Second Believers In Each Other: A Decade-Long Collaboration with Justin Mares
Today is a big day for Truemed, one of the portfolio companies we get to collaborate with. Its founder and CEO, Justin Mares announced $34 million in Series A funding led by a16z (we got to participate as well).
Justin is one of the first founders I ever invested in. He was just starting out too. Fast forward, I've invested in several of Justin's businesses over the years. He is also a venture partner at Long Journey. It was hard to keep track of who was believing in whom anymore.
Justin and I at the Banister Freedom House before our annual Long Journey Casino Charity Poker Tournament.
This past spring, Justin and I almost jeopardized our decade-long relationship.
The specifics don't matter. But there was a moment where we were both willing to risk the relationship for principle. Both fighting for what we thought was fair.
We both chose the bigger future we saw as possible for one another (e.g. growing old together, doing many more things together) over the thing in front of us. We worked through it. And strangely, that conflict made us respect each other even more. It solidified something that had always been there but needed to be tested.
We found the win-win by really sticking to what mattered: collaboration over transaction.
Partnership isn't easy. But the ones worth having are the ones that survive the hard conversations.
What I Know To Be True About Justin
I first met Justin when he was selling bikes back and forth from Oakland to San Francisco. Not a bike shop. Just opportunity. Find mispriced bikes in Oakland, ride them to SF, sell them, take BART back, repeat.
First product run of Kettle & Fire.
Then he gave up bikes to boil chicken and beef bones. He was going to take leftover bones no one wanted, throw them in a kettle, and sell broth at Whole Foods for $10 a carton.

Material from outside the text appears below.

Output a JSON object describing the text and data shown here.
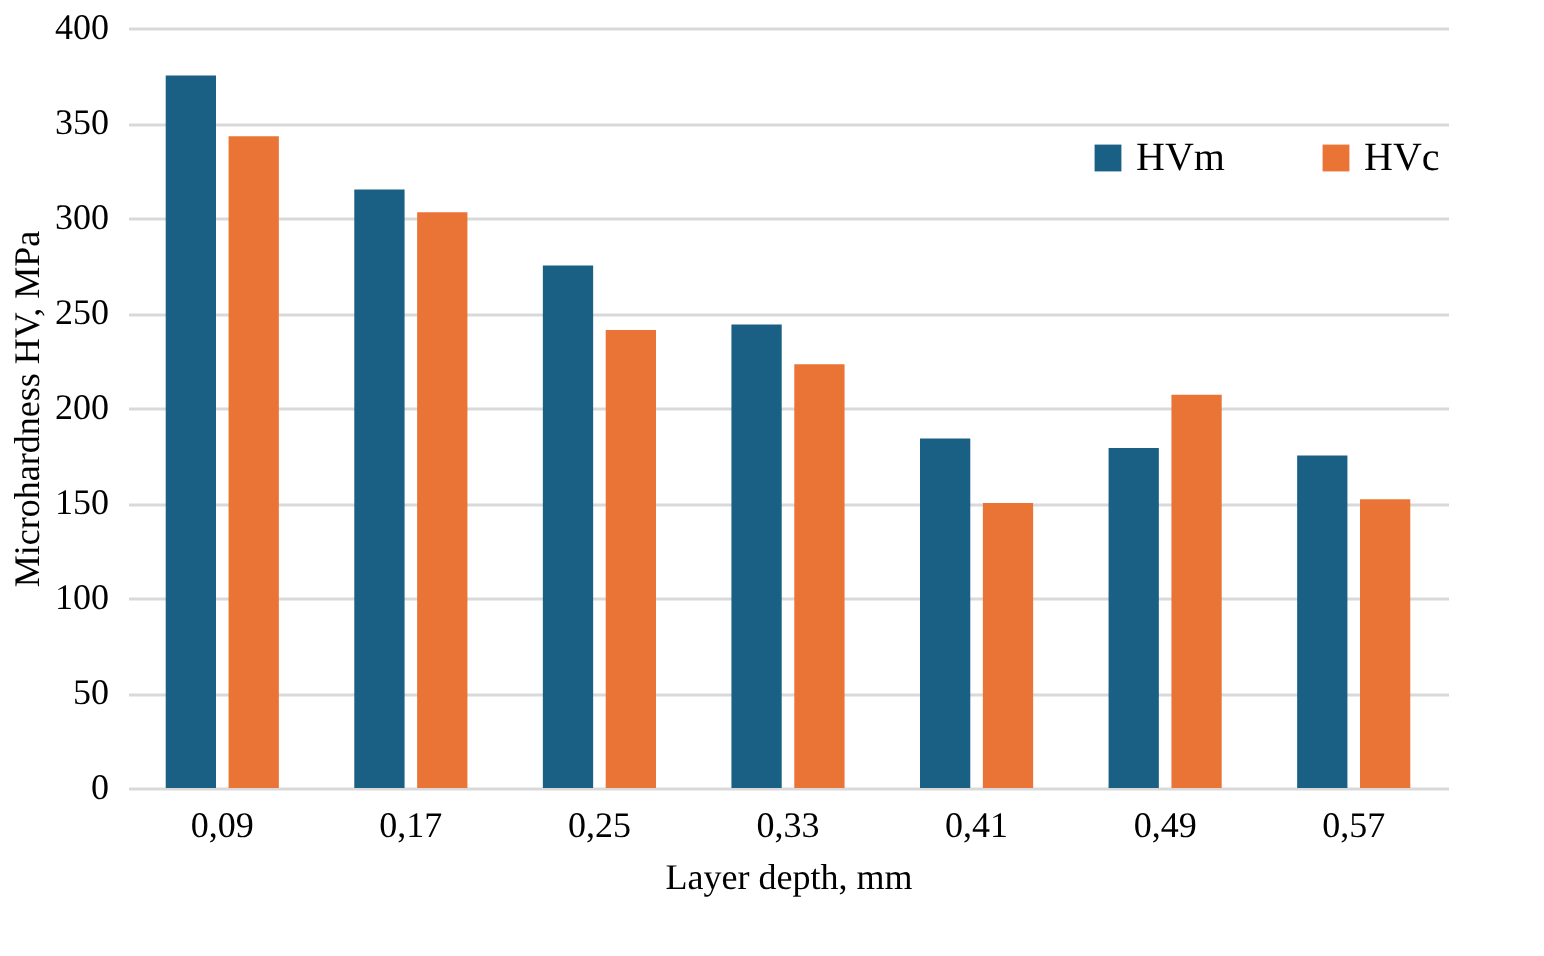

Most people told him to get a real job. I gave him a check.
Now Kettle & Fire has a facility the size of three football fields.
Justin is a fire starter. A momentum creator. He sees a small flame in a person and believes in how big it can become. He adds wood to it with support and belief.
He's a classic second believer.
His work at Long Journey is finding young people like him, people with that spark, and breathing belief into them. Showing them what's possible. He follows his own curiosity relentlessly. He's in every WhatsApp group about longevity, biohacking, optimization. And that curiosity leads him to the weirdest deals, which he brings to us, not because he's sourcing, but because he genuinely can't help but get excited about what people are building.
But beneath all that hustle and curiosity, Justin is deeply, genuinely joyful.
He loves his wife Janine and her adventurous spirit—how she gets him out on long bike rides, things he might not do on his own. One of my favorite images of Justin: riding his bike with Janine up a big hill in Marin, both of them pushing hard, both of them smiling.
This is a joyful man. And he can't help but want that for everyone. Health is the foundation for all of it.
That's why every company he builds comes back to enabling that: Kettle & Fire, Truemed… different vehicles, same mission.
Blank Check
In 2022, I did something I'd never done before: I printed out a term sheet and signed it with a pen.
We were at a Long Journey team retreat in Tahoe. Justin and I sat down together. As I handed him the physical paper for Truemed's pre-seed round (the first $900K), I told him: "This is the first of us investing $100 million-plus into Truemed."
At the time, our fund had raised less than $200 million total. I was committing more than half of everything we'd raised to a fintech company run by a soup company founder who wanted to use HSA funds for gym memberships.
It wasn't ceremony. It was certainty.
We're well on our way. We've since led the seed round. Truemed is now the largest investment across all our funds.
I've always said: whatever Justin's doing, I'll give him money.
Cyan once told me that collaboration is the highest form of love. That's what this is. Deep belief in one another. Trust in what we see as possible for each other. The certainty that both of us are going to keep doing bigger and bigger, greater things.
He'll tell me when he sees something off. I'll tell him when I see something better for him. We keep doing that for one another. Actually being in it together. Actually caring whether the other person succeeds.
On This Day…
I'm proud to continue supporting this mission as Justin scales Truemed.
I'm happy to be a second believer in him and am deeply grateful for his second believing in me as well on my own journey. The founder is always the first believer. They take the leap when the vision exists only in their mind. The second believer’s job is simple: recognize the fire and fan the flame.
I'd done it before with Kettle & Fire and Justin's other businesses. I knew his pattern. I knew that when he spots a misalignment, whether it's bikes or bones or HSA dollars, he has this uncanny ability to build a business around it that actually works.
So when he came to me with Truemed, I didn't need to overthink it. I printed out that term sheet in Tahoe and we signed right then and there.
It is truly a privilege to get to collaborate with Justin, over and over again, on bigger and bigger visions for the world.